In 2D materials and their heterostructures, many experimental knobs, such as carrier density, electrical displacement, pressure, etc., can be tuned to explore and control their properties. One controllable knob is the twisted angle, leading to the concept of twistronics. By tuning the twisted angle between two van der Waals layers, one can tune the strength of interlayer coupling and the hybridization of band structure, thus significantly modifying their electronic properties.
Taking graphene for instance, the physical pictures are totally different in various angle regime: at twisted angle around or larger than 2°, the band spectrum consists of two uncoupled Dirac cone; near magic angle (~1.1°), strong interlayer hybridization results in a flat band and strong correlations emerge; at marginally twisted angle below 1°, atomic lattice reconstruction leads to the formation of topological one-dimensional conducting channel.

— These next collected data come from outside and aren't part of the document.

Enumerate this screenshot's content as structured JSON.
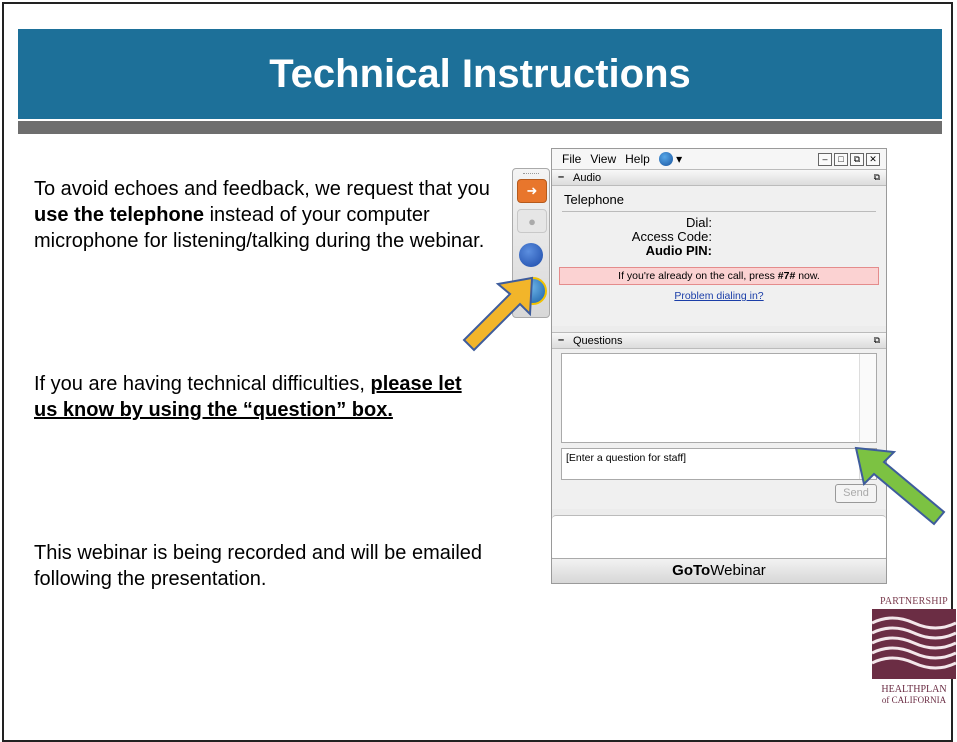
{
  "slide": {
    "title": "Technical Instructions",
    "para1": {
      "text_a": "To avoid echoes and feedback, we request that you ",
      "bold": "use the telephone",
      "text_b": " instead of your computer microphone for listening/talking during the webinar."
    },
    "para2": {
      "text_a": "If you are having technical difficulties, ",
      "bold_underline": "please let us know by using the “question” box."
    },
    "para3": "This webinar is being recorded and will be emailed following the presentation."
  },
  "gtw_panel": {
    "menu": [
      "File",
      "View",
      "Help"
    ],
    "audio_section": "Audio",
    "telephone_label": "Telephone",
    "dial_label": "Dial:",
    "access_code_label": "Access Code:",
    "audio_pin_label": "Audio PIN:",
    "notice_a": "If you're already on the call, press ",
    "notice_key": "#7#",
    "notice_b": " now.",
    "problem_link": "Problem dialing in?",
    "questions_section": "Questions",
    "question_placeholder": "[Enter a question for staff]",
    "send_label": "Send",
    "brand_bold": "GoTo",
    "brand_rest": "Webinar"
  },
  "logo": {
    "top_text": "PARTNERSHIP",
    "bottom_text": "HEALTHPLAN",
    "bottom_sub": "of CALIFORNIA"
  },
  "colors": {
    "title_bar": "#1d7099",
    "rule": "#6e6e6e",
    "arrow_yellow": "#f2b52a",
    "arrow_green": "#7cc242",
    "logo_maroon": "#6b2d44"
  }
}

How twisted angles affect other 2D materials is still under exploration. We are trying to contribute to this emerging field.
References:
1. S. G. Xu, et. al., “Giant oscillations in a triangular network of one-dimensional states in marginally twisted graphene”, Nature Communications, 10, 4008, (2019).
2. A. I. Berdyugin, B. Tsim, P. Kumaravadivel, S. G. Xu, et. al., “Minibands in twisted bilayer graphene probed by magnetic focusing”, Science Advances, 6, 16, eaay7838, (2020).